Perlu diperhatikan bahwa hal ini tidak dengan sendirinya mengacu pada suatu pandangan tentang pembangunan yang otoriter bahwa pembangunan adalah sekedar kemampuan pemerintah mengerahkan sumber-sumber dari masyarakat. Kemampuan untuk memobilisasi dan mengalokasikan sumber-sumber itu biasanya sangat dipengaruhi oleh dukungan rakyat yang diperintah, inilah sebabnya mengapa sistem demokratis seringkali bisa memobilisasi sumber-sumber masyarakat secara lebih efisien daripada sistem otoriter yang represif. Bahkan secara praktis masalah pencapaian tujuan pembangunan politik di banyak masyarakat terutama sekali menyangkut masalah bagaimana memperoleh dukungan rakyat yang lebih besar, ini bukan karena nilai mutlak dari demokrasi melainkan karena kesadaran sistem itu bisa mencapai tingkat mobilitas kekuasaan yang lebih tinggi.

Jika pembangunan politik dipandang sebagai mobilisasi dan peningkatan kekuasaan dalam masyarakat maka akan mudah membedakan antara tujuan pembangunan dengan ciri-ciri yang biasanya dilekatkan pada pembangunan. Banyak dari ciri-ciri itu dapat diukur dan karenanya bisa disusun ukuran-ukuran pembangunan. Unsur-unsur dalam ukuran-ukuran itu bisa meliputi pengaruh dan penetrasi media massa yang diukur dari peredaran surat kabar dan penyebaran radio, basis perpajakan, perbandingan jumlah pegawai negeri dan penyebarannya dalam berbagai kategori kegiatan, perbandingan alokasi sumber daya dan dana yang disalurkan untuk pendidikan, pertahanan dan kesejahteraan sosial. Deutsch (1961) telah merumuskan indikator-indikator mobilisasi yang terperinci.

PEMBANGUNAN POLITIK SEBAGAI SATU ASPEK PROSES PERUBAHAN SOSIAL YANG MULTIDIMENSIONAL


Kebutuhan nyata akan asumsi-asumsi teoritis sebagai pedoman pemilihan unsur-unsur yang harus dimasukkan dalam indeks pengukur pembangunan erat hubungannya dengan segi-segi lain dari perubahan sosial dan ekonomi (Max F. Millikan dan Donald, 1961). Hal ini memang benar, sebab setiap unsur yang mungkin relevan dalam menjelaskan potensi kekuasaan suatu negara harus mencerminkan keadaan ekonomi dan ketertiban sosialnya.

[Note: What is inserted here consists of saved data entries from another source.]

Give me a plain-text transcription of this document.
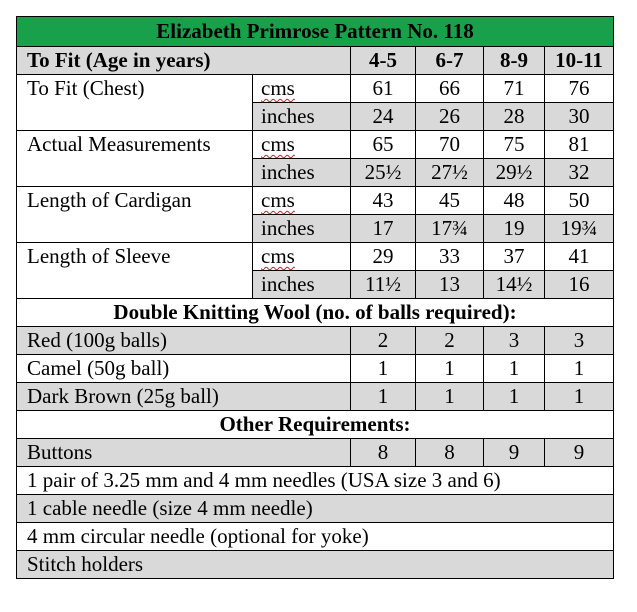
Elizabeth Primrose Pattern No. 118					
To Fit (Age in years)		4-5	6-7	8-9	10-11
To Fit (Chest)	cms	61	66	71	76
	inches	24	26	28	30
Actual Measurements	cms	65	70	75	81
	inches	25½	27½	29½	32
Length of Cardigan	cms	43	45	48	50
	inches	17	17¾	19	19¾
Length of Sleeve	cms	29	33	37	41
	inches	11½	13	14½	16
Double Knitting Wool (no. of balls required):					
Red (100g balls)		2	2	3	3
Camel (50g ball)		1	1	1	1
Dark Brown (25g ball)		1	1	1	1
Other Requirements:					
Buttons		8	8	9	9
1 pair of 3.25 mm and 4 mm needles (USA size 3 and 6)					
1 cable needle (size 4 mm needle)					
4 mm circular needle (optional for yoke)					
Stitch holders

Mungkin bisa diajukan argumen bahwa tidak perlu dan tidak wajar berusaha memisahkan sama sekali pembangunan politik dari bentuk-bentuk pembangunan lainnya. Meskipun dalam batas-batas tertentu bidang politik dapat dipisahkan dari masyarakat, tetapi pembangunan politik hanya bisa berjalan dalam proses sosial yang multidimensional di mana tidak ada satu pun sektor masyarakat yang terlalu jauh tertinggal.

Menurut pandangan ini, semua bentuk pembangunan saling berkaitan dan banyak mempunyai persamaan dengan modernisasi, dan terjadi dalam konteks sejarah di mana pengaruh dari luar masyarakat berpengaruh pada proses-proses perubahan sosial, sebagaimana halnya perubahan-perubahan ekonomi, politik dan sosial saling mempengaruhi satu sama lain.